ココットとニコラスのヒソヒソ話に、クレフが纏う空気が冷たくなった。


「お礼のキスぐらい、いいじゃんかなぁ。

あ、出発は明日な」


書庫に戻ろうとするクレフに、アレルが声をかけた。


「「は?」」


クレフとニコラスの声が重なった。


「孤児院でフォラカに奪われた水晶の行方が分かったんだけど、内偵にいったガイからの定期報告が途絶えた。

だから、俺らに取り戻して来いってさ。

本当は、昨日には出発しろって言われてたんだけどさ、俺もこないだの後始末に手戻っちまって。

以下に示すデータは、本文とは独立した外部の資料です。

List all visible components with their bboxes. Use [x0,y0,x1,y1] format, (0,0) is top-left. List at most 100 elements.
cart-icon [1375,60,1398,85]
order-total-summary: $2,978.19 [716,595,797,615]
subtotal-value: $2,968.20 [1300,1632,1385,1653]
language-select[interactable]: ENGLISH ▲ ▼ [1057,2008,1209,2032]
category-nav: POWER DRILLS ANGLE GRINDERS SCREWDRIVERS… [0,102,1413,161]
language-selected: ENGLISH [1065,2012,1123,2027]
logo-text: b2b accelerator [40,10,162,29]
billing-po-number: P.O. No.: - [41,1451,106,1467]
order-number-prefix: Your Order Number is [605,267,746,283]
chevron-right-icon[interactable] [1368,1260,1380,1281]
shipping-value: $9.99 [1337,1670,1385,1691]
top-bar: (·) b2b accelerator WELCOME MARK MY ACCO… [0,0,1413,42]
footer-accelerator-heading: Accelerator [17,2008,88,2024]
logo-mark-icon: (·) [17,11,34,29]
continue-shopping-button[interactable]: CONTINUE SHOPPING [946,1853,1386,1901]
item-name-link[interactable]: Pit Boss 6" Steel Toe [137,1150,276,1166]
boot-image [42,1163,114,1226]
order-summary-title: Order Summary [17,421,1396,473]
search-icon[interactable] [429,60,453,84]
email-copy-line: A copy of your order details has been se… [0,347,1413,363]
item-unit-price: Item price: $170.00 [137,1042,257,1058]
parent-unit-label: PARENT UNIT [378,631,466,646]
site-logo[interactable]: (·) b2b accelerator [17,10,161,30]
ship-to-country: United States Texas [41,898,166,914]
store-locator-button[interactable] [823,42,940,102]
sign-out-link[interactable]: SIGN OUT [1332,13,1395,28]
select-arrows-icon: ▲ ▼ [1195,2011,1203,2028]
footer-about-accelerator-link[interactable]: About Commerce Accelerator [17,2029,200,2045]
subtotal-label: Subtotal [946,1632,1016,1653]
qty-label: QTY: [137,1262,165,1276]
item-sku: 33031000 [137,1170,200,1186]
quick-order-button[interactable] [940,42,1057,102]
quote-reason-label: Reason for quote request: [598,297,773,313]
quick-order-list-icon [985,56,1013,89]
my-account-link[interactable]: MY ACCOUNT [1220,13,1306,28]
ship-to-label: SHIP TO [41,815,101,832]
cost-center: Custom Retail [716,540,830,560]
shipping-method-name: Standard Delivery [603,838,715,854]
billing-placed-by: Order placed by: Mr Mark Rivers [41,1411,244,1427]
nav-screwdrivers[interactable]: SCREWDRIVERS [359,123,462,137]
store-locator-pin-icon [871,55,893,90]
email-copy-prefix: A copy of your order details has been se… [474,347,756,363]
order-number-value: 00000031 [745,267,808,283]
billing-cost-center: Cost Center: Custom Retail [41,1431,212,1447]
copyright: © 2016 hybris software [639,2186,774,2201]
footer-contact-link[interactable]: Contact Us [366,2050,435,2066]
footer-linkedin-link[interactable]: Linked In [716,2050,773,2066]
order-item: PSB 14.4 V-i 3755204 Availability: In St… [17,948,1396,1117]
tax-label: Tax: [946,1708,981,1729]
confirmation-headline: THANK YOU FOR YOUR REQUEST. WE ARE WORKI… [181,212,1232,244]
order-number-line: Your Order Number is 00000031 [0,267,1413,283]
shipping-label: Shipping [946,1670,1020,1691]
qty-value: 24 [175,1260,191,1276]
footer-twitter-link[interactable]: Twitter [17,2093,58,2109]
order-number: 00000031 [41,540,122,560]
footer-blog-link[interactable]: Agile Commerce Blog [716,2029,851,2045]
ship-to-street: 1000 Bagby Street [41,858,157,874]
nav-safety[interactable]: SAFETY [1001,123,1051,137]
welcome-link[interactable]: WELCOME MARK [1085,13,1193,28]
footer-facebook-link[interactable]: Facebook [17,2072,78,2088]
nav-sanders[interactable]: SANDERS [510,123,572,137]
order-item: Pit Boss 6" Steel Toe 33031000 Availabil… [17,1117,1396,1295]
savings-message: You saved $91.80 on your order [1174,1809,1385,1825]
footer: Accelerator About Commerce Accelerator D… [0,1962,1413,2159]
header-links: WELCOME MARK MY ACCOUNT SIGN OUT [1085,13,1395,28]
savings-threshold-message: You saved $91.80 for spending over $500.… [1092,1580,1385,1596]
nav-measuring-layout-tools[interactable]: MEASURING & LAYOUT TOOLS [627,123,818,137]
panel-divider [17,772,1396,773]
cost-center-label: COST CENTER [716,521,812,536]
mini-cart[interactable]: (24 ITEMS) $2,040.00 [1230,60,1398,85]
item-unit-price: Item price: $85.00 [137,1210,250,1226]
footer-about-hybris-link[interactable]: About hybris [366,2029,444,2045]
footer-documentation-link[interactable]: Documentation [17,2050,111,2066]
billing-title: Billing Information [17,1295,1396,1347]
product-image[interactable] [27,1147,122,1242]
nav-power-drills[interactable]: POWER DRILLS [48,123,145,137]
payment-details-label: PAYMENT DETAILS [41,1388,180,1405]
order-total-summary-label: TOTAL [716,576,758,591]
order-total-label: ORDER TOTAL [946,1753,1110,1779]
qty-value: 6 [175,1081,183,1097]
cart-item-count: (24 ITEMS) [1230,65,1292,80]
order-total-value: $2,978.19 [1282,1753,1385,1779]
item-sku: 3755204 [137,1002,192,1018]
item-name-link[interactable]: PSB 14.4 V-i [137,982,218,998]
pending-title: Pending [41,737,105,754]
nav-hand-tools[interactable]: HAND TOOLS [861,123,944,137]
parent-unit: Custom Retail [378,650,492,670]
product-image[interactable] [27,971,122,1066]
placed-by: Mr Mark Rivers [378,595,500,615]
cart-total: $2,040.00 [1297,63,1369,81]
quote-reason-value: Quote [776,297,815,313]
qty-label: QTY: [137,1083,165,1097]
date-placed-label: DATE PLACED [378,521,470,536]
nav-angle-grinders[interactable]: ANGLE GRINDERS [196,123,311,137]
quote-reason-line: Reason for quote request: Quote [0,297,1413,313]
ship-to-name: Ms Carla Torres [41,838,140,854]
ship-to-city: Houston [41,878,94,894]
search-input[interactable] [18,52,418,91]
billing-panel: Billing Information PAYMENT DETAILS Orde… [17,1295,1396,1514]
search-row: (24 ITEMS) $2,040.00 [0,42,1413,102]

あの林檎の樹に誘われて湧き出てたモンスターとジャガー病患者、あらかた片づけたのはいいけどよ、広範囲だからさすがに寝不足でよ。

明日、行くぞ」


国自体には、外からモンスターが入らないように結界が張られ、さらに各村や町にも結界が張られているが、それぞれを繋ぐ道にはそんなに強い結界は張られていない。

今回の様に、何らかの原因で国の中からモンスターが湧いてしまった場合は、倒すしか手はない。


「事後処理、お疲れさまでした。

ですが、お断りします」

「つ~めてぇの。

報酬は弾めないけど、お前が欲しがってたあれ、あれ、あの・・・

なんとかって本を用意してくれるってよ」


クレフの眉が微かに動き、小さなため息をついてキッチンを出た。


「・・・今回だけですよ」

「よし、決まりだな」


アレルは意気揚々と食事を再開した。

こうして、ニコラスの平和な日は幕を閉じた。